GW297 Mon 21-Jan-13 10:25:14

30 pounds an hour if experienced. 20 if not.

Missbopeep Mon 21-Jan-13 11:27:06

Not less than £25 for a teacher who is qualified and experienced. Up to £30 is reasonable. You have to take into account their planning time and if they travel to you another £5 at least to cover their time and fuel.

Anyone who does it for less is really letting the side down professionally. If you think that a one hour lesson takes 1.5hrs with prep time anyone charging £15 is charging less than a cleaner. Cheaper tutors might do it for love but it's not fair to other full time tutors who want to earn a living from it.

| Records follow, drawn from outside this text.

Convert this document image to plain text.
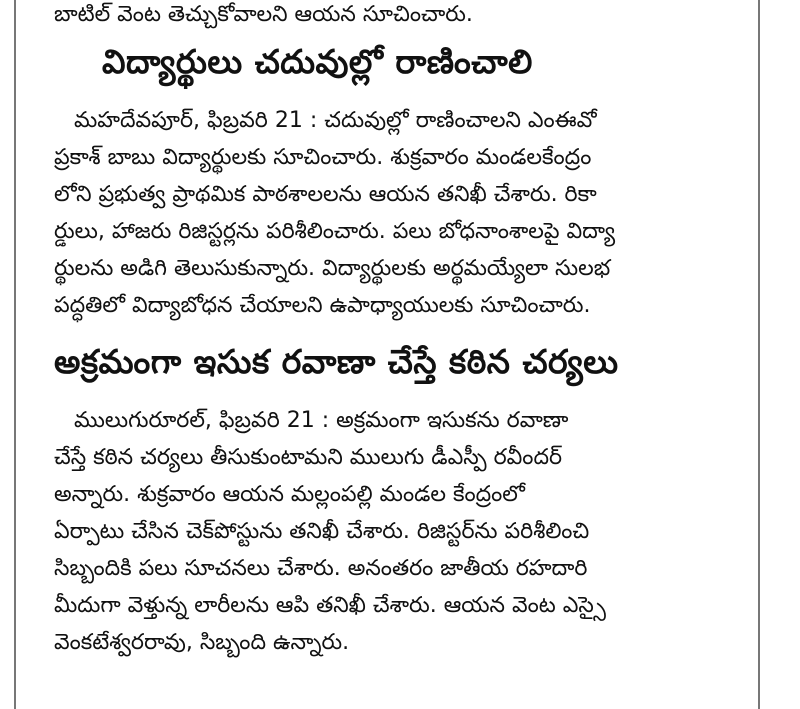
బాటిల్ వెంట తెచ్చుకోవాలని ఆయన సూచించారు.
విద్యార్థులు చదువుల్లో రాణించాలి
మహదేవపూర్, ఫిబ్రవరి 21 : చదువుల్లో రాణించాలని ఎంఈవో
ప్రకాశ్ బాబు విద్యార్థులకు సూచించారు. శుక్రవారం మండలకేంద్రం
లోని ప్రభుత్వ ప్రాథమిక పాఠశాలలను ఆయన తనిఖీ చేశారు. రికా
ర్డులు, హాజరు రిజిస్టర్లను పరిశీలించారు. పలు బోధనాంశాలపై విద్యా
ర్థులను అడిగి తెలుసుకున్నారు. విద్యార్థులకు అర్థమయ్యేలా సులభ
పద్ధతిలో విద్యాబోధన చేయాలని ఉపాధ్యాయులకు సూచించారు.
అక్రమంగా ఇసుక రవాణా చేస్తే కఠిన చర్యలు
ములుగురూరల్, ఫిబ్రవరి 21 : అక్రమంగా ఇసుకను రవాణా
చేస్తే కఠిన చర్యలు తీసుకుంటామని ములుగు డీఎస్పీ రవీందర్
అన్నారు. శుక్రవారం ఆయన మల్లంపల్లి మండల కేంద్రంలో
ఏర్పాటు చేసిన చెక్‌పోస్టును తనిఖీ చేశారు. రిజిస్టర్‌ను పరిశీలించి
సిబ్బందికి పలు సూచనలు చేశారు. అనంతరం జాతీయ రహదారి
మీదుగా వెళ్తున్న లారీలను ఆపి తనిఖీ చేశారు. ఆయన వెంట ఎస్సై
వెంకటేశ్వరరావు, సిబ్బంది ఉన్నారు.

Missbopeep Mon 21-Jan-13 11:29:39

Sorry- just seen your 2nd post when you said you were a teacher! All of the above.

In terms of comparing with supply I think you have to take that rate into account a little as a guide. 1:1 is actually more intense and you have to do some preparation- you can't just open a book at the start of the lesson. You might need to photocopy etc as well.

cat811 Mon 21-Jan-13 20:01:34

Thank you all - very helpful smile

LaQueen Thu 24-Jan-13 14:15:09

We're Leices/Lincs border and pay £33 an hour for DD1's 11+ tutor.

Expensive, but she gets one-to-one, and he really is the dog's bollux of tutors - 40 years teaching in grammar schools, and until he retired he was closely involved in actually setting the 11+ papers/exams.

He has a 2 year waiting list shock

badgerhead Thu 24-Jan-13 16:39:45

We paid £27 ph last year for A level Economics tutoring, in West Sussex.

deleted203 Thu 24-Jan-13 16:41:58

I'd charge at least £25 an hour because that's what I get on supply, basically. If I'm honest I don't reckon I'd do it for less than £30/hour because of the hassle of going out for just an hour or two, and the fact that I'd have to lesson plan, etc.

Inclusionist Thu 24-Jan-13 17:08:36

My DH charges £40ph in NW London.

lainiekazan Fri 25-Jan-13 09:20:05

so for a GCSE maths tutor with (not yet) qualified teacher (but able mathematician) travelling to their home, how much per hour (home counties)?

deleted203 Fri 25-Jan-13 13:50:29

Unqualified teaching pay scales work out at £12.50 per hour. (If you are an UQ teacher in schools you would be on £15,815 and you divide by 1265 for the hours worked in a school year, if that makes sense).

mumblechum1 Fri 25-Jan-13 13:52:58

I pay £37.50 per hour for A level Biology.

mumblechum1 Fri 25-Jan-13 13:53:19

btw that's Home Counties

deleted203 Fri 25-Jan-13 14:02:14

Hope you've got a qualified teacher then, mumble! That's too much for unqualified.